Friday, October 11, 2019
The Darkest Hour by William P. McGivern
The book fits squarely into the noir category as an urban crime novel set mostly at night on the cold, dark streets along New York City’s waterfront, with a damaged and angry main character.
Steve Retnick used to be a good guy and a good cop who was promoted to detective at a young age. But gangsters framed him for the killing of a dock worker and Retnick spent five years in Sing Sing prison.
When the book opens, Retnick is out of the can and back in the city, using his street-smarts and detective skills to find the real killer and administer a little of his own justice on the men who set him up.
Retnick inflicts some physical punishment on thugs who deserve it, but he also puts innocent people in harm’s way. He knows what he wants and he also knows he is doing wrong. He has been warned off by his former police supervisor, but he presses on. This kind of destructive obsession is real noir territory.
A man who can give him the proof he needs to nail the hitman and his boss, is killed just as Retnick returns to the old neighborhood.
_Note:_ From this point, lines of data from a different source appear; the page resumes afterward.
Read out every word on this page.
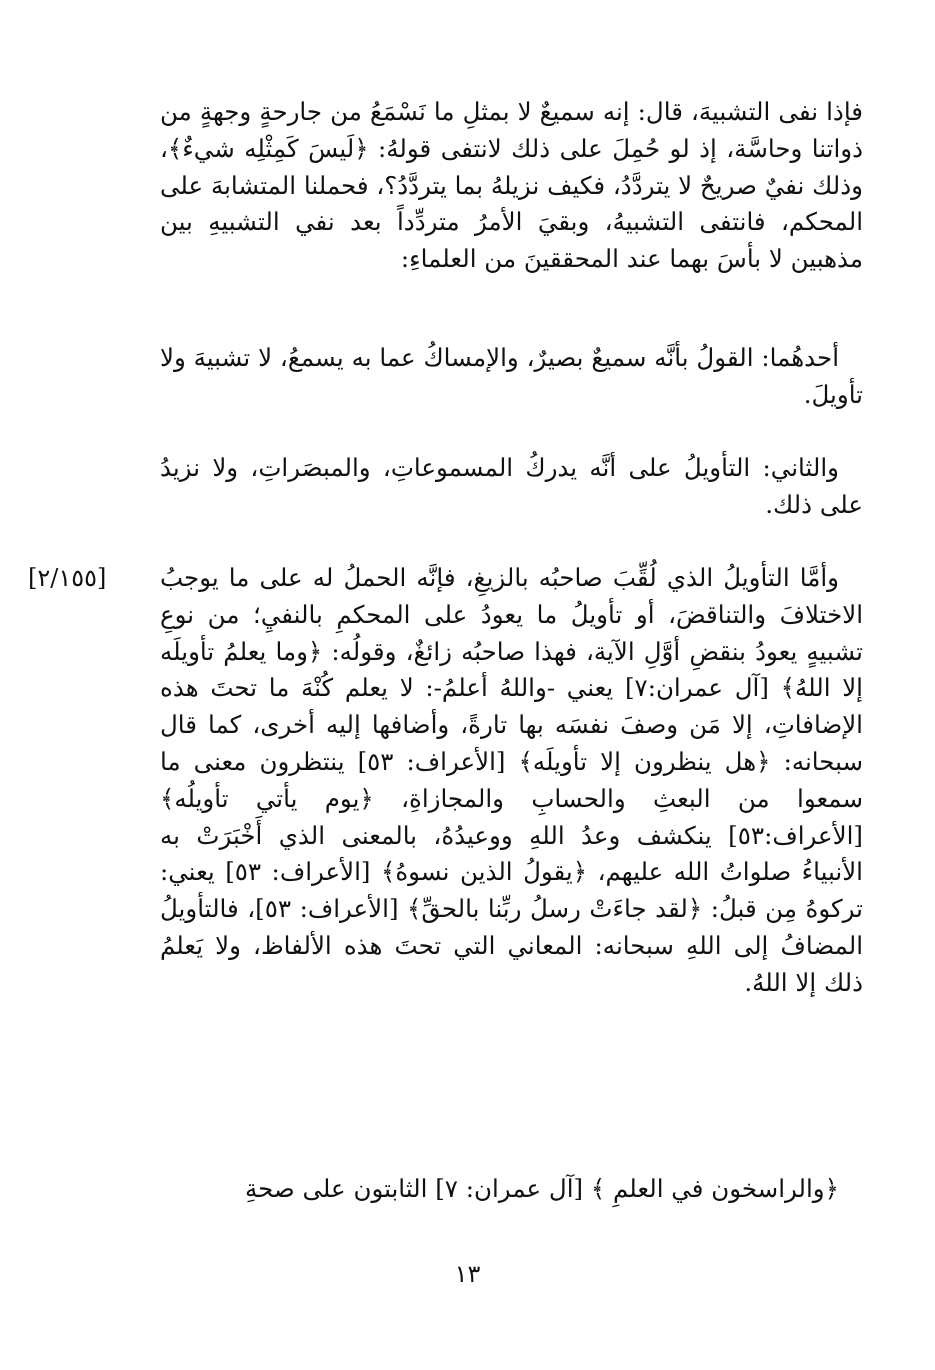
فإذا نفى التشبيهَ، قال: إنه سميعٌ لا بمثلِ ما نَسْمَعُ من جارحةٍ وجهةٍ من ذواتنا وحاسَّة، إذ لو حُمِلَ على ذلك لانتفى قولهُ: ﴿لَيسَ كَمِثْلِه شيءٌ﴾، وذلك نفيٌ صريحٌ لا يتردَّدُ، فكيف نزيلهُ بما يتردَّدُ؟، فحملنا المتشابهَ على المحكم، فانتفى التشبيهُ، وبقيَ الأمرُ متردِّداً بعد نفي التشبيهِ بين مذهبين لا بأسَ بهما عند المحققينَ من العلماءِ:

أحدهُما: القولُ بأنَّه سميعٌ بصيرٌ، والإمساكُ عما به يسمعُ، لا تشبيهَ ولا تأويلَ.

والثاني: التأويلُ على أنَّه يدركُ المسموعاتِ، والمبصَراتِ، ولا نزيدُ على ذلك.

[٢/١٥٥]	وأمَّا التأويلُ الذي لُقِّبَ صاحبُه بالزيغِ، فإنَّه الحملُ له على ما يوجبُ الاختلافَ والتناقضَ، أو تأويلُ ما يعودُ على المحكمِ بالنفيِ؛ من نوعِ تشبيهٍ يعودُ بنقضِ أوَّلِ الآية، فهذا صاحبُه زائغٌ، وقولُه: ﴿وما يعلمُ تأويلَه إلا اللهُ﴾ [آل عمران:٧] يعني -واللهُ أعلمُ-: لا يعلم كُنْهَ ما تحتَ هذه الإضافاتِ، إلا مَن وصفَ نفسَه بها تارةً، وأضافها إليه أخرى، كما قال سبحانه: ﴿هل ينظرون إلا تأويلَه﴾ [الأعراف: ٥٣] ينتظرون معنى ما سمعوا من البعثِ والحسابِ والمجازاةِ، ﴿يوم يأتي تأويلُه﴾ [الأعراف:٥٣] ينكشف وعدُ اللهِ ووعيدُهُ، بالمعنى الذي أَخْبَرَتْ به الأنبياءُ صلواتُ الله عليهم، ﴿يقولُ الذين نسوهُ﴾ [الأعراف: ٥٣] يعني: تركوهُ مِن قبلُ: ﴿لقد جاءَتْ رسلُ ربِّنا بالحقِّ﴾ [الأعراف: ٥٣]، فالتأويلُ المضافُ إلى اللهِ سبحانه: المعاني التي تحتَ هذه الألفاظ، ولا يَعلمُ ذلك إلا اللهُ.

﴿والراسخون في العلمِ ﴾ [آل عمران: ٧] الثابتون على صحةِ

١٣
The boss is a local gangster who is muscling his way into a dock-workers’ union.
McGivern’s story, despite an authenticity in the location, the people and the way things work on the waterfront, has a few weak spots, mostly in the subplot concerning Steve Retnick’s bitterness toward his wife, who did him dirt while he was in the joint.
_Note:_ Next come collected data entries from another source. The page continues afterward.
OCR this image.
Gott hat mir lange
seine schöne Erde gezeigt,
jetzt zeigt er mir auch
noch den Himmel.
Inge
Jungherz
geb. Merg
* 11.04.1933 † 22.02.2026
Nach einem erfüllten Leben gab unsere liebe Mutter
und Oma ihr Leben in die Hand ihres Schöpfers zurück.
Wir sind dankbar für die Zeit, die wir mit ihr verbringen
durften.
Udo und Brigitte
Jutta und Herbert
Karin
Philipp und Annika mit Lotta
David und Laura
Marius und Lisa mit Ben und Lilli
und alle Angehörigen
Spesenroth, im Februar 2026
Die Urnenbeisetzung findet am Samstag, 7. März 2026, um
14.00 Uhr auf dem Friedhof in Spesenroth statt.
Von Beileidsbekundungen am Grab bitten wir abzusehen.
Overall, The Darkest Hour (also called Waterfront Cop), is another good yarn from an author who was on a hot streak in the 1950s. Some of the other books McGivern published in that decade were: Shield for Murder (1951); Blondes Die Young (1952); The Crooked Frame (1952); Margin for Terror (1953); The Big Heat (1953); Rogue Cop (1954); Night Extra (1957); Odds Against Tomorrow (1957); and Savage Streets (1959).
William P. McGivern worked as a newspaper reporter and also wrote many short stories for the pulps. He served in the Army during World War II. After the war he turned to novel writing. In the 1960s and 1970s, he wrote for the movies and television, while continuing to turn out books. He died in 1982 at age 63.